Employment and incomes are the actual drivers of labor mobility in Europe. People go where the jobs are. Thus, the European Monetary Union is more mature today than it used to be a couple of years ago. In addition, the persistent income gap between the countries of central and eastern Europe and western Europe is acting as a lever initiating migration.

The migration balances of the crisis-hit countries have come under pressure from two sources: fast-falling immigration figures coupled with rapidly rising emigration at the same time. A number of previously popular countries for immigration, like Spain, turned into net emigration countries during the crisis. Workers are reacting to the crisis. Migrants from the new member states in central and eastern Europe have proven to be especially mobile. They head for those euro zone countries where the labor market gives them opportunities, and they leave those countries again when the situation on the labor market deteriorates badly.

Migrants are increasingly young and well educated. In general, a positive selection can be observed among emigrants, measured by the distribution of education in their home countries. Highly skilled migrants are in some cases buying their job by working below their formal qualifications at the new place of work. At the same time, a job for which they are actually overqualified is the better choice for them, provided this represents the only alternative to unemployment in the short run. However, the rising average age of the population is likely to dampen labor mobility within Europe in the future. This makes it all the more important to address structural reforms in order to boost employment growth in Europe and the euro zone.

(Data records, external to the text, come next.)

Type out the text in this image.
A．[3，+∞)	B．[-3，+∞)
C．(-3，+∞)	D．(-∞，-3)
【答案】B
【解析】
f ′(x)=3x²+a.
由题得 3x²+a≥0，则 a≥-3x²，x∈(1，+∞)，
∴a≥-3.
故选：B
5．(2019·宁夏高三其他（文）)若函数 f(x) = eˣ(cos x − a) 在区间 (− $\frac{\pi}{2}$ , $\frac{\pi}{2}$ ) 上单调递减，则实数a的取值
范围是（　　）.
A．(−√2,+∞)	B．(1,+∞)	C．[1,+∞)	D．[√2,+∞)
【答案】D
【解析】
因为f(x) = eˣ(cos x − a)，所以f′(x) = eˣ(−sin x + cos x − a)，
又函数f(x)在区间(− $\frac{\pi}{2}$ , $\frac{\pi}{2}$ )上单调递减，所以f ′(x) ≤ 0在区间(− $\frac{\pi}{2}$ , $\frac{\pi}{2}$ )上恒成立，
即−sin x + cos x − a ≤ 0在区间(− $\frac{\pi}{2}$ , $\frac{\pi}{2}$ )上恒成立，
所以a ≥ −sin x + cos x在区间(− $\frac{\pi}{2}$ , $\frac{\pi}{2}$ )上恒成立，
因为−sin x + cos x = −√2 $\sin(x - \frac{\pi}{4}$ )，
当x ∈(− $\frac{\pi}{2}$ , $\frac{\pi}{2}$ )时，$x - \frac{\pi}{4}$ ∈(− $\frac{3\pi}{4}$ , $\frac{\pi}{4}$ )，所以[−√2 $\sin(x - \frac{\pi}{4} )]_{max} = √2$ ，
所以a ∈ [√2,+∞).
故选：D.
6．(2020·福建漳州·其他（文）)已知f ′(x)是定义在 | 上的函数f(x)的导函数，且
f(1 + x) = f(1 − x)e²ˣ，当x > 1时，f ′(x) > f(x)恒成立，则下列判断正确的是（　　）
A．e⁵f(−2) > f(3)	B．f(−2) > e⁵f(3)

At the end, there is one more aspect worth to be mentioned: The gap between skills offered and those demanded by the labor market widened rapidly during the crisis, especially in the crisis-hit countries but also in the euro zone overall. The skill mismatch implies high structural deficits on the labor markets in the euro zone that cannot be overcome by more labor mobility alone. Actually, the skill mismatch has hardly anything to do with the common currency. Parts of the labor market problems that are often attributed to the euro are in fact the result of a far-reaching structural change.

Conclusion

With regard to the question whether the euro zone is on the way to an optimum currency area, recent labor market and migration trends provide some interesting implications: The euro zone’s workforce is not yet mobile enough to fully absorb asymmetric economic shocks. Europe still lags behind the United States. However, the situation has been significantly improving during the crisis years because mobile workers from the accession countries left the crisis countries and moved to Europe’s core countries, where the jobs are. In the light of the skill mismatch, it is important to point out that even perfect labor mobility could not fully eliminate unemployment in the euro zone. In other words, low flexibility and/or mobility are only a minor cause of labor market problems in Europe. Structural change is a very important cause for unemployment. Technological progress is devaluating qualifications, which used to be highly demanded in the past, in virtually all countries. Hence, qualification, education, and training are the appropriate measures for this part of the labor market problems especially for low-skilled workers, who were heavily hit by the crisis.